While I agree with this in general, I find making the code nicer to read to be more important that avoiding diff pollution. Especially when that diff pollution can be avoided with a simple "ignore whitespace" in most cases.
I get that if I'm truly mixing one and the other, but if I'm consistently using tabs for indentation, I mostly want them to be invisible - I don't want visual noise on every line. I guess if the syntax highlighting makes them subtle enough it could work, but I think that sort of visual distinction only really works if the visually distinct character only rarely shows up.
For the SQL case, you can just use a different formatting that puts aligned items into blocks, something like:
SELECT
this_column,
that_column
FROM tablename
WHERE
this_column = 1
AND that_column IS NOT NULL
(The AND token could go either where it is, or at the end of the previous line, depending on your preferences - I prefer the clarity of putting the operator first here over the alignment of the column names, but I can see both sides.)
It might not be your preference, but that's always going to be the case with formatting.
With the comments, that's a good point.

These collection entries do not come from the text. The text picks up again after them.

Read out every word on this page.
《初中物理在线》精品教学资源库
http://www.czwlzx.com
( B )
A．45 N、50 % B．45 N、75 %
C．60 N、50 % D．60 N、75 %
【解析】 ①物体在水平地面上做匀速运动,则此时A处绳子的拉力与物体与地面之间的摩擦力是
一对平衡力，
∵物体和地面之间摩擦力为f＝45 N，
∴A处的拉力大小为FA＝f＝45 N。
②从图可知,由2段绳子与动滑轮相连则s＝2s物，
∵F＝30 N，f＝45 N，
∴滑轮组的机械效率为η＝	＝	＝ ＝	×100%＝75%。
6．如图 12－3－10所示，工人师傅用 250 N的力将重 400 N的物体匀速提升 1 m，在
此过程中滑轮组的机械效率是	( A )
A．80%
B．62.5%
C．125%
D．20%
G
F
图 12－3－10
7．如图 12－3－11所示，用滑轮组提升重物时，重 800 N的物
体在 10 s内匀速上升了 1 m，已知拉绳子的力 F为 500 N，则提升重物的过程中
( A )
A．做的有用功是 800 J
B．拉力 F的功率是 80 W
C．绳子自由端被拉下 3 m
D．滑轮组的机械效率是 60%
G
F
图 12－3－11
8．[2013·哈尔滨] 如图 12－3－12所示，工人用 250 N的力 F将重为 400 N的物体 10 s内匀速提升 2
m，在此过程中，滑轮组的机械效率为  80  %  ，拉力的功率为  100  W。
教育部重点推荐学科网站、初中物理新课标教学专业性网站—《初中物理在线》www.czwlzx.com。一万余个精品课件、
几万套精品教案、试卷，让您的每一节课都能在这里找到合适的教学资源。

I'd generally prefer to use double comments for anything that spans multiple lines, but if you're creating a formatter you need to handle any syntax thrown your way. You could try formatting it without the leading space, but that would be very unusual, or keep the leading space and have it as the one exception to the rule. Or just not format comments, I guess.
If you can also get your colleagues to do things like putting their `&&` style logical operators on new lines, then tabs for indents works really well.
(This isn't the best example of what I'm getting at, but it's easy to grasp. A stronger example would be the use of ternary operators with multiple lines of JSX. There are many "micro-syntaxes" or "micro-layouts" that help readability and form common patterns in code bases which don't play well with tabs-for-indents, so when you use tabs, you have to train your team to develop and accept novel versions of these "micro-layouts".)